Степень погружения в прошлое в картине
«Хрусталев, машину!» — это не реконструкция прошлого, а большое размышление о нем. Фильм основан на детских воспоминаниях автора, через которые дышит история советской эпохи. Детский взгляд прослеживается как на уровне памяти, так и на уровне системы персонажей, так как образ Юрия Кленского частично вдохновлен отцом режиссера, Юрием Германом. Начинается картина подобно «…Лапшину» — с закадрового голоса немолодого повествователя, уже взрослого сына Кленского, жалующегося на очевидцев событий, умерших или забывших историю или забытых ею, ведь в центре сюжета лежит тема уничтожения личности. Герман вновь нарушает канон, рассматривая народ не как движущую силу истории, но как ее жертву, поэтому герои больше похожи на испуганных кукол, чем на действующие лица. Плевок ребенка в зеркало в первой половине картины — это символический плевок в миллионы других зеркал и в их содержимое — отношение автора к эпохе.

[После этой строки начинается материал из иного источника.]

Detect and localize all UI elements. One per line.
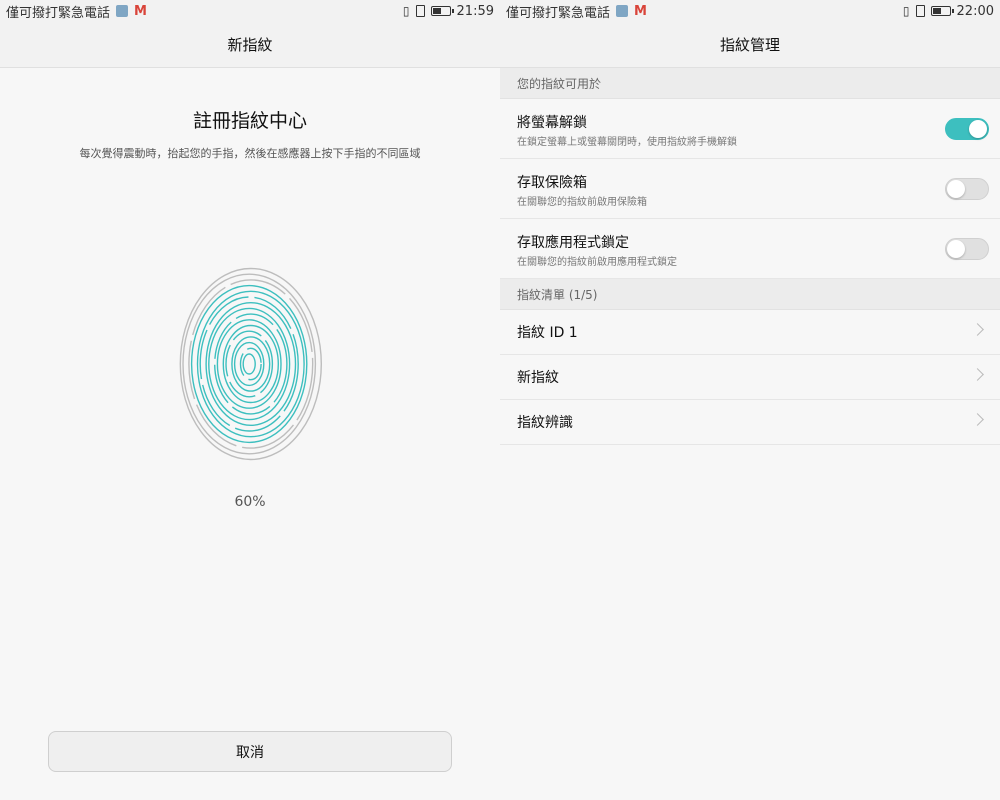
toggle-subtitle: 在關聯您的指紋前啟用保險箱: [517, 197, 647, 208]
sim-icon: [915, 5, 925, 17]
screen-unlock-switch[interactable]: [945, 118, 989, 140]
list-item-label: 指紋 ID 1: [517, 325, 578, 341]
fingerprint-list-header: 指紋清單 (1/5): [500, 279, 1000, 310]
usage-section-header: 您的指紋可用於: [500, 68, 1000, 99]
fingerprint-ridge: [188, 279, 314, 449]
fingerprint-management-screen: 僅可撥打緊急電話 M ▯ 22:00 指紋管理 您的指紋可用於 將螢幕解鎖 在鎖…: [500, 0, 1000, 800]
enroll-instructions: 每次覺得震動時，抬起您的手指，然後在感應器上按下手指的不同區域: [79, 147, 421, 160]
chevron-right-icon: [971, 323, 984, 336]
message-icon: [116, 5, 129, 17]
toggle-subtitle: 在關聯您的指紋前啟用應用程式鎖定: [517, 257, 677, 268]
toggle-title: 存取應用程式鎖定: [517, 235, 629, 251]
toggle-title: 存取保險箱: [517, 175, 587, 191]
fingerprint-ridge: [199, 296, 299, 432]
message-icon: [616, 5, 629, 17]
safe-access-switch[interactable]: [945, 178, 989, 200]
status-bar: 僅可撥打緊急電話 M ▯ 22:00: [500, 0, 1000, 22]
fingerprint-ridge: [205, 302, 297, 426]
list-item-label: 新指紋: [517, 370, 559, 386]
carrier-text: 僅可撥打緊急電話: [6, 5, 111, 21]
page-title: 指紋管理: [500, 22, 1000, 68]
battery-icon: [930, 6, 954, 16]
toggle-row-safe[interactable]: 存取保險箱 在關聯您的指紋前啟用保險箱: [500, 159, 1000, 219]
progress-percent: 60%: [234, 494, 266, 510]
fingerprint-progress-icon: [175, 262, 325, 462]
cancel-button[interactable]: 取消: [48, 731, 452, 772]
toggle-row-app-lock[interactable]: 存取應用程式鎖定 在關聯您的指紋前啟用應用程式鎖定: [500, 219, 1000, 279]
chevron-right-icon: [971, 368, 984, 381]
sim-icon: [415, 5, 425, 17]
chevron-right-icon: [971, 413, 984, 426]
fingerprint-ridge: [216, 319, 282, 409]
new-fingerprint-screen: 僅可撥打緊急電話 M ▯ 21:59 新指紋 註冊指紋中心 每次覺得震動時，抬起…: [0, 0, 500, 800]
status-bar: 僅可撥打緊急電話 M ▯ 21:59: [0, 0, 500, 22]
toggle-row-screen-unlock[interactable]: 將螢幕解鎖 在鎖定螢幕上或螢幕關閉時，使用指紋將手機解鎖: [500, 99, 1000, 159]
clock: 21:59: [456, 3, 494, 19]
page-title: 新指紋: [0, 22, 500, 68]
app-lock-switch[interactable]: [945, 238, 989, 260]
list-item-new-fingerprint[interactable]: 新指紋: [500, 355, 1000, 400]
vibrate-icon: ▯: [402, 4, 410, 18]
toggle-title: 將螢幕解鎖: [517, 115, 587, 131]
clock: 22:00: [956, 3, 994, 19]
list-item-label: 指紋辨識: [517, 415, 573, 431]
fingerprint-ridge: [225, 330, 274, 398]
toggle-subtitle: 在鎖定螢幕上或螢幕關閉時，使用指紋將手機解鎖: [517, 137, 737, 148]
fingerprint-ridge: [242, 353, 256, 375]
battery-icon: [430, 6, 454, 16]
gmail-icon: M: [634, 3, 647, 19]
carrier-text: 僅可撥打緊急電話: [506, 5, 611, 21]
enroll-heading: 註冊指紋中心: [192, 110, 307, 132]
vibrate-icon: ▯: [902, 4, 910, 18]
list-item-fingerprint-recognition[interactable]: 指紋辨識: [500, 400, 1000, 445]
gmail-icon: M: [134, 3, 147, 19]
list-item-fingerprint-id-1[interactable]: 指紋 ID 1: [500, 310, 1000, 355]
fingerprint-ridge: [196, 290, 305, 438]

Тема памяти раскрывается и на уровне хронотопа: номенклатурная квартира Кленского будто магнит притягивает воспоминания, заключенные в вещи (которые он потом будет выкидывать из кармана), предметы и людей. Эти вещи существуют сами по себе, лишь иногда их замечает камера, фиксируя взгляд рассказчика. Но наполненность квартиры символическая — когда жену стесняют, ей говорят о том, что никакой семьи, кроме сына, у нее нет, а все остальное — лишь подобие вещей. За пределами квартиры царит ужасающая пустота и оглушительно звучит хруст снега, внушающего страх от приближающихся шагов, ведь на улицах люди исчезают бесследно.
В картине почти нет реалистичных, «живых» звуков. Все они, как и хруст снега, реализуют коммуникацию вместо слов и диалогов. Звук на стыке планов помогает смягчить или, наоборот, подчеркнуть сам переход — когда герой, находясь в глубине кадра, срывает подметку со своего сапога, создается ощущение его близости и нахождения камеры в крупном плане, что стирает пространственно-временные границы внутри сцены. Фильм снят преимущественно ручной камерой, будто одним кадром, а отсутствие склеек создает ощущение присутствия и переживания происходящего в моменте — зритель следует за героем, смотрит туда, куда и он. Стоит также отметить субъективные планы, когда взгляд не принадлежит кому-то конкретному или внедряется в толпу персонажей, в чем выражается социальная память. Также важны для Германа и необычные, нетривиальные воспоминания, зафиксированные в памяти, как самораскрывшийся зонт на снегу, — они подчеркивают хаос мелочей, не имеющих между собой никаких логических связей.
В своей последней картине
Фильм открывается кадрами снегопада и заканчивается эпизодом в снежном поле — это не только кольцевая композиция, но и мост к заснеженным улицам в «Хрусталеве…» (как и миазмы, в которых тонет Арканар, будто наследие предыдущей картины). Белый как цвет отстранения, будто подчеркивает, что эта история — об отказе людей от способности чувствовать мир вокруг. Зритель понимает этот отказ, благодаря приему, который не нов для языка Германа, — он вынужден снова протаптывать путь через толпы людей, предметы быта и оружие, теряясь в плотности и тесноте среды, пачкаясь в ожидающей повсюду грязи.